Sistemi che hanno bisogno delle oligarchie per funzionare, ma quest’ultime possono diventare pericolose quando fondano il loro potere sul concedere favori in cambio di protezione, creando corruzione, ingiustizia sociale, illegalità. Tutto questo al fine di difendere un proprio potere, che si autoalimenta, trasformandosi in una riedizione del feudalesimo in chiave elettiva.
La maggior parte dei cittadini resta estranea a questa struttura del potere e anzi si allontana dal clima di prevaricazione, sopraffazione, clientelismo e risponde con disaffezione e distacco nei confronti dei potenti e dei corrotti. Ma così la democrazia stessa si indebolisce per discredito e scarsa credibilità. E diventa a rischio.

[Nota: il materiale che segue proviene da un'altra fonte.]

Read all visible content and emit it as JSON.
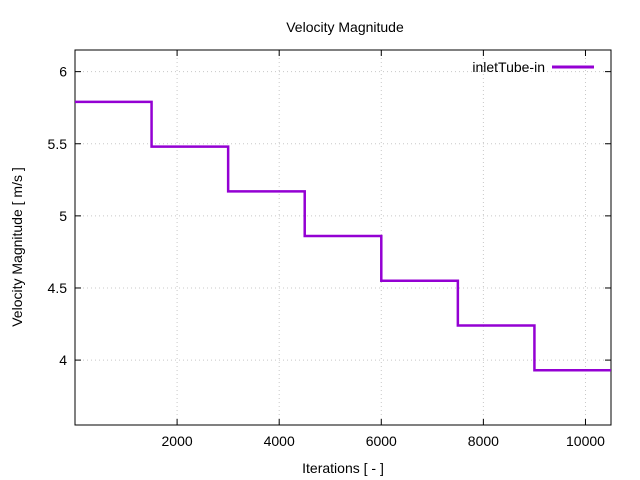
{
  "chart_data": {
    "type": "line",
    "title": "Velocity Magnitude",
    "xlabel": "Iterations [ - ]",
    "ylabel": "Velocity Magnitude [ m/s ]",
    "xlim": [
      0,
      10500
    ],
    "ylim": [
      3.55,
      6.15
    ],
    "xticks": [
      2000,
      4000,
      6000,
      8000,
      10000
    ],
    "xtick_labels": [
      "2000",
      "4000",
      "6000",
      "8000",
      "10000"
    ],
    "yticks": [
      4,
      4.5,
      5,
      5.5,
      6
    ],
    "ytick_labels": [
      "4",
      "4.5",
      "5",
      "5.5",
      "6"
    ],
    "grid": true,
    "legend_position": "top-right",
    "series_color": "#9400d3",
    "series": [
      {
        "name": "inletTube-in",
        "step": true,
        "x": [
          0,
          1500,
          3000,
          4500,
          6000,
          7500,
          9000,
          10500
        ],
        "y": [
          5.79,
          5.48,
          5.17,
          4.86,
          4.55,
          4.24,
          3.93,
          3.93
        ]
      }
    ]
  }
}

Ecco il punto, centrato da Zagrebelsky nella sua «lectio» di straordinaria attualità che ha chiuso il ciclo di nove conferenze sul tema «Costituzione: convergenza di diverse culture»: come reagire e difendersi, difendendo nello stesso tempo l’involucro della democrazia, che comunque resta sempre il migliore sistema di governo? «In realtà questa è la tendenza degenerativa naturale della democrazia alla quale bisogna reagire». Come?
«I cittadini prendano le distanze, anche fisicamente da chi vive la vita pubblica come una serie di favori in base alla fedeltà. Non frequentino quella gente che si fa prepotente con i deboli e servile con i forti».
Secondo punto: siccome questi «giri» o cricche vivono dietro le quinte e il loro potere vive nel segreto, «va affermata la libertà dell’informazione con tutti i mezzi perché l’opinione pubblica possa sapere».
Terzo: siccome si tratta di oligarchie che producono illegalità, «la legalità va garantita con il rigore e l’indipendenza della magistratura».
La democrazia costituzionale, quella cioè costruita e sancita dalla Carta costituzionale, vive e si migliora se funzionano le forme di controllo contro le sue degenerazioni. Perché la nostra Costituzione, entrata ormai nel diritto costituzionale internazionale e punto di riferimento per molti Paesi, è nata per essere strumento con il quale si controlla il Governo: il potere politico, cioè, è sottoposto al diritto costituzionale e non viceversa. E questo è l’altro punto approfondito da Zagrebelsky: «È una concezione dei regimi sudamericani e dei regimi presidenziali che i partiti una volta eletti si facciano la loro Costituzione quale strumento per governare. No, la nostra Costituzione che ormai ha una dimensione temporale che va oltre le sue origini, supera la visione partitica e fa parte del costituzionalismo universale e risponde a esigenze durature, non contingenti, e collega le generazioni». Quindi, anche se le sue sorgenti politiche sono esaurite, la Costituzione è viva e vitale e va difesa per evitare che accada quanto affermato, pare, già da Erodoto: nell’evoluzione ciclica dei sistemi politici la durata di una democrazia sarebbe attorno ai 50-60 anni. Primo gennaio 1948: fra pochi giorni la Costituzione italiana “compie” 62 anni, coincidenza che andrebbe smentita con l’impegno dei cittadini veramente democratici.